If you're in the mood for a book, I recommend "Living with Intensity," edited by Susan Daniels and Michael M. Piechowski. The book is a great overview of various approaches to giftedness that are NOT based on IQ. (The book makes only two minor references to IQ.) It also has some sections on philosophical and spiritual approaches to giftedness that are along the same lines as the Old Soul concept you were talking about. Plus, it talks about gifted adults -- too many sources focus only on gifted children.
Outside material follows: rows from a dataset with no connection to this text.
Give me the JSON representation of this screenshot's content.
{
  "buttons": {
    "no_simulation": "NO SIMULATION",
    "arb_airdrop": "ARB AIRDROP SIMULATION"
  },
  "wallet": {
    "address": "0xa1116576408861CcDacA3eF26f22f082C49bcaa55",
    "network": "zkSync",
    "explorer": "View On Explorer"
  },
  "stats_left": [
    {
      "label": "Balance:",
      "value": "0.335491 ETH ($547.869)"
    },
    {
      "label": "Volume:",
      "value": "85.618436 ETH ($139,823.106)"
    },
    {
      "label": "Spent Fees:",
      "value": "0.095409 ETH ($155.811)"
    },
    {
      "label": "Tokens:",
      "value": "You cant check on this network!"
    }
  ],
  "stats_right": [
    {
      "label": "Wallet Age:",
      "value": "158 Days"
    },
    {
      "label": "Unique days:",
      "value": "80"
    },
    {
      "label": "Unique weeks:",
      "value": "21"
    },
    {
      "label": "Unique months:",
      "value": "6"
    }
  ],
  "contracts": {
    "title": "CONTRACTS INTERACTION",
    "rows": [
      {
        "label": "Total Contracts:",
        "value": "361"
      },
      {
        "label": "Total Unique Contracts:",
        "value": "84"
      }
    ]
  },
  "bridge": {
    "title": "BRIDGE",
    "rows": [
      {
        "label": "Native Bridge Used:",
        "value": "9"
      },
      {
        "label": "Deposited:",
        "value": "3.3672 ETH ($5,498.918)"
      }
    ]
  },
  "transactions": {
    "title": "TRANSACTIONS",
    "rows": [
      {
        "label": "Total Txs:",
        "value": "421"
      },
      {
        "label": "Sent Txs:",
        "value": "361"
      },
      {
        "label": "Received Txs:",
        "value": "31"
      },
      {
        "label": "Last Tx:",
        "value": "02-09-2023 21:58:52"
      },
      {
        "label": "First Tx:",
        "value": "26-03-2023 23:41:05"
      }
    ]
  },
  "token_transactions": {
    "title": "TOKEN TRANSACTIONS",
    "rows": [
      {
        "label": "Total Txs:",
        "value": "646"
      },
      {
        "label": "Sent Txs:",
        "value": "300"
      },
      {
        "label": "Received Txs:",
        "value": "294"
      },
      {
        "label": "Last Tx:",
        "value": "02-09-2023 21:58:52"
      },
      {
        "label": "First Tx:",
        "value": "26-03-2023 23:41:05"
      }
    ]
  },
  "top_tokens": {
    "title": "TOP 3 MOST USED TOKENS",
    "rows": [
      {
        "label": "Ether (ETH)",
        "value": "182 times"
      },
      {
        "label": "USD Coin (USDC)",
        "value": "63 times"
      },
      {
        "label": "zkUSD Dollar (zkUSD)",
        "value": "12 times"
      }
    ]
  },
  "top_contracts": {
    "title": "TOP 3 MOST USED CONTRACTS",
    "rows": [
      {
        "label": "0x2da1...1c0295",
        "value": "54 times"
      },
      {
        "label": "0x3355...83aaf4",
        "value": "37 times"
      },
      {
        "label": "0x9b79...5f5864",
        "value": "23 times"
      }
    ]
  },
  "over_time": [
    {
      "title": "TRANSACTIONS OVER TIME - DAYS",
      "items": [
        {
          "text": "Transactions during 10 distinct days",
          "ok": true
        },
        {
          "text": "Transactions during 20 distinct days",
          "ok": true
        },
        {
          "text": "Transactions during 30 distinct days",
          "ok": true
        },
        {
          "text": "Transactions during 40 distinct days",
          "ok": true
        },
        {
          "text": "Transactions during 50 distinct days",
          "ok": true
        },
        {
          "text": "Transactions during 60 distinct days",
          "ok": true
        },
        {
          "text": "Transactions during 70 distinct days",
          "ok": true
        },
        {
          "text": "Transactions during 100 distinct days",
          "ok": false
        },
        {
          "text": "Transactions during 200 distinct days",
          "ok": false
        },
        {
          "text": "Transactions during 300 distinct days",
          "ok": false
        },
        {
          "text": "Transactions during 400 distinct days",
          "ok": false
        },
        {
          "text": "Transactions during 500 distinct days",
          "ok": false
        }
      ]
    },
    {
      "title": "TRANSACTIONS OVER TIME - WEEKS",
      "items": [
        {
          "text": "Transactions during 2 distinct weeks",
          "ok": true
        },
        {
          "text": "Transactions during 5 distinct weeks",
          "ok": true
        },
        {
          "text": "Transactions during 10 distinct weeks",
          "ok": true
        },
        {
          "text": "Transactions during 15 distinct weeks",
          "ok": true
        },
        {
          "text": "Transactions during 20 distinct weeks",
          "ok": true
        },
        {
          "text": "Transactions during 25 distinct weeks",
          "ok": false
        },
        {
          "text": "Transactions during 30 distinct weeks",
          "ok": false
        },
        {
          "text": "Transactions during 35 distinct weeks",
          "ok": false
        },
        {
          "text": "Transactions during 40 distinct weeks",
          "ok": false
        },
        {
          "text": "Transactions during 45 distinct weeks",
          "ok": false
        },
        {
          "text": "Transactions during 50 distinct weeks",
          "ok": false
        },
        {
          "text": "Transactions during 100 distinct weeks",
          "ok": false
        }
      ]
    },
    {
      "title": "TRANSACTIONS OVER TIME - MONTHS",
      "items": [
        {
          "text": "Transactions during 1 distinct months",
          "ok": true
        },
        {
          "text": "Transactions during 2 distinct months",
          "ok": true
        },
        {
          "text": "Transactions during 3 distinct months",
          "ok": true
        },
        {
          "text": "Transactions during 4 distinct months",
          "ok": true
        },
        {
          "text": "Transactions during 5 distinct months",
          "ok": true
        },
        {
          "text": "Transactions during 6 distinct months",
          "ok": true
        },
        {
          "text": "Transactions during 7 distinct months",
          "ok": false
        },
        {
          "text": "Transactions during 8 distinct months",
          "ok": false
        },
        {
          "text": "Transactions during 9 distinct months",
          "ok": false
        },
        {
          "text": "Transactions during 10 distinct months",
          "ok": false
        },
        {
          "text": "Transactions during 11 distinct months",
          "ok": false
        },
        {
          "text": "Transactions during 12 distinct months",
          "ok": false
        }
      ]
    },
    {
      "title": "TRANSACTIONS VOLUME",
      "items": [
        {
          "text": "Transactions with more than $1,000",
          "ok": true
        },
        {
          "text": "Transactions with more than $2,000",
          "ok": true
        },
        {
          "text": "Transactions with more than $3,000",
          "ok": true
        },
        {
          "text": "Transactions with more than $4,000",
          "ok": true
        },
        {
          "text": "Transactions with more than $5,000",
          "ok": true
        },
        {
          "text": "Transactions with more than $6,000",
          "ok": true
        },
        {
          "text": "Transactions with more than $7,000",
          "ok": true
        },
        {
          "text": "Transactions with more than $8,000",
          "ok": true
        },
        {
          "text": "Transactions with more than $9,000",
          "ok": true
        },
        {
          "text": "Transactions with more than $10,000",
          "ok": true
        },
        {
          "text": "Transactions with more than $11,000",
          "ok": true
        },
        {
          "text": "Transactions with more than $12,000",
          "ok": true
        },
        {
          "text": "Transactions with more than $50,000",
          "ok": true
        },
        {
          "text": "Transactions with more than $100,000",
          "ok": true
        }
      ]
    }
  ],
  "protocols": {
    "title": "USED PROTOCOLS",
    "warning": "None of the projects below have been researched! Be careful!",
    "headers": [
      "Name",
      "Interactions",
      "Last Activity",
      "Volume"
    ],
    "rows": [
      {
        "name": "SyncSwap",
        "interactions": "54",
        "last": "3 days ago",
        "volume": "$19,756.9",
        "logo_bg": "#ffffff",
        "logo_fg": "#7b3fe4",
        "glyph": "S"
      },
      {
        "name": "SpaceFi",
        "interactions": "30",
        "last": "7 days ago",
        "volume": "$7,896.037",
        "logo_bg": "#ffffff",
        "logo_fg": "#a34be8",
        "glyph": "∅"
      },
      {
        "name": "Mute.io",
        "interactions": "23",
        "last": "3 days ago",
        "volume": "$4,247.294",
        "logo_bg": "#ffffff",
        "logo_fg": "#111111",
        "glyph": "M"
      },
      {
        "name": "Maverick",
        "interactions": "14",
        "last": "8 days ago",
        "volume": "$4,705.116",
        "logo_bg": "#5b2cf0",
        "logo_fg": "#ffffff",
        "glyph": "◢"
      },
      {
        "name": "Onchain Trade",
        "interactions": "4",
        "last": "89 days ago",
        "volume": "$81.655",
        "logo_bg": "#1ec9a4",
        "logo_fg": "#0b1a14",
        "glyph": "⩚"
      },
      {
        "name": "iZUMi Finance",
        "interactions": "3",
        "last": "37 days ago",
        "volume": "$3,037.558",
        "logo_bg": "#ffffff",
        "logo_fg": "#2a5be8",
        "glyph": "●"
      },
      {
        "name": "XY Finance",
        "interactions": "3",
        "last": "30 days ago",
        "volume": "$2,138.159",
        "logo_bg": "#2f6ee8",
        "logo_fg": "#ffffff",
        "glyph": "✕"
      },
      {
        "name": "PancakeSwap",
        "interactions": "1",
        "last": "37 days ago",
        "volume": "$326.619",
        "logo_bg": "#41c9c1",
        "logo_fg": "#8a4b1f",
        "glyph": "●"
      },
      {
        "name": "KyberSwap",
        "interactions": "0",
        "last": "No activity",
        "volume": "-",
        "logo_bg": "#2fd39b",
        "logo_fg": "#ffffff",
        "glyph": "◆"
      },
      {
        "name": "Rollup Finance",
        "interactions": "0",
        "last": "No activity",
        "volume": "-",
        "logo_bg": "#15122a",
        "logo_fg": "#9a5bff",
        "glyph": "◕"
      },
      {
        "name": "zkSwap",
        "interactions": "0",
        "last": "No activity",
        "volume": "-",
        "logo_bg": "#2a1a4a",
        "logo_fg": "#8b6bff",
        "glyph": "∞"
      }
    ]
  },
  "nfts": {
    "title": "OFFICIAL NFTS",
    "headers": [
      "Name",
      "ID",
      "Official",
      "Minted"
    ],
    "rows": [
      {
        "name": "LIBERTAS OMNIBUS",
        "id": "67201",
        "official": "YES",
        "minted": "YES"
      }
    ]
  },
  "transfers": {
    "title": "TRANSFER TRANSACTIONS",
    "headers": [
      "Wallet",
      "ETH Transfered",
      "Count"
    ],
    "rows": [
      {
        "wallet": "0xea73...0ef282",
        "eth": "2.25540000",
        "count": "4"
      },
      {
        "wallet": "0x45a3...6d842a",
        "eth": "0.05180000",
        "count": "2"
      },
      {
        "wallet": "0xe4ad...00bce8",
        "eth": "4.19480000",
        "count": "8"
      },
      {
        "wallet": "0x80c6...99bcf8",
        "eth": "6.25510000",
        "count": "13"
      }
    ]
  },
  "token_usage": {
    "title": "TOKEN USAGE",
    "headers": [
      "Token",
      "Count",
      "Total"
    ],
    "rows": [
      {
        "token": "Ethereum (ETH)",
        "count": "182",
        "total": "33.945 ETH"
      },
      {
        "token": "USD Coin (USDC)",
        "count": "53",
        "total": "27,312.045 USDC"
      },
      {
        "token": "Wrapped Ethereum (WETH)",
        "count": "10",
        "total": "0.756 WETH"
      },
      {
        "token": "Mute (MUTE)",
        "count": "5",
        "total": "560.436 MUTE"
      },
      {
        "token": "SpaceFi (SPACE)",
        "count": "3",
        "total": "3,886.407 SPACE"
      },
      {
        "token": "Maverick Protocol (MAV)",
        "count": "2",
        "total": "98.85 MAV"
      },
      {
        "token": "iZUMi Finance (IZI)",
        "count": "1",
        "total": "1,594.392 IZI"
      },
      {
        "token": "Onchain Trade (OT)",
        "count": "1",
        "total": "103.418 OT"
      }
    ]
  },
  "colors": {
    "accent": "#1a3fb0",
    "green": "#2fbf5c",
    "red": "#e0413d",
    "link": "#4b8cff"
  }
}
Speaking of the Old Soul concept, you should check out Dabrowski's theory of moral development ("positive disintegration"), which is mentioned in the talent newsletter interview and talked about in the intensity book. His "levels" of moral development are similar in spirit to what you were talking about regarding the "age" of souls. I'm not too into it myself, but it's definitely interesting stuff.

Papabear
8/20/2017 04:08:53 pm

"Allegedly Gifted" is correct that IQ tests are not all that accurate, except in very general terms. Mine has been measured everywhere between 136 and 155. It kind of depends on the test, which is the problem. Also, there are all kinds of intelligence. Just because someone has problems with an IQ test doesn't mean they are not smart in other ways. Critics of IQ tests often point out that they are more geared to white people who live middle and upperclass lives, while, say, a young black person coming from a bad school district and poor family situation would have more difficulty. Doesn't mean that he is dumb, just not suited to the test.

Reply
Allegedly Gifted
8/21/2017 12:17:05 pm

Another issue with IQ tests is that in "twice exceptional" cases where an individual is both gifted and mentally disabled at the same time (yes, it's possible), the giftedness and the mental disability can cancel each other out in a testing environment, causing both the giftedness and the mental disability to be missed. Modern methods of identifying giftedness do not rely solely on a score from an IQ test.

In short, don't rule out giftedness just because of what an IQ test says.

Reply
Charleston
8/21/2017 12:40:59 pm

Oh yes, I'm for certain that IQ tests are have their flaws, including race/gender biases and not considering other forms of intelligence. I'm just being curious is all. You are one fascinating specimen, Papa Bear :-)

Reply
Troj
8/23/2017 08:13:24 pm

Old soul roll call, sound off now!

I felt very much the same way Cobalt did--and truth be told, I still often do. But, as I've gotten older, I've been able to meet and befriend many people who are more on my "wavelength," and I've also learned how to appreciate and take interest in the people who aren't.

You may also find that as you continue to grow and mature, so, too, will your peers. Some of them may turn out to be pretty cool people once they hit their 20s, 30s, or 40s, so take heart!

I hope Cobalt's therapist can help him to evaluate his beliefs and expectations vis-a-vis people and relationships, and help him to cultivate and practice various strategies for quickly sizing up toxic people and discovering the diamonds in the rough.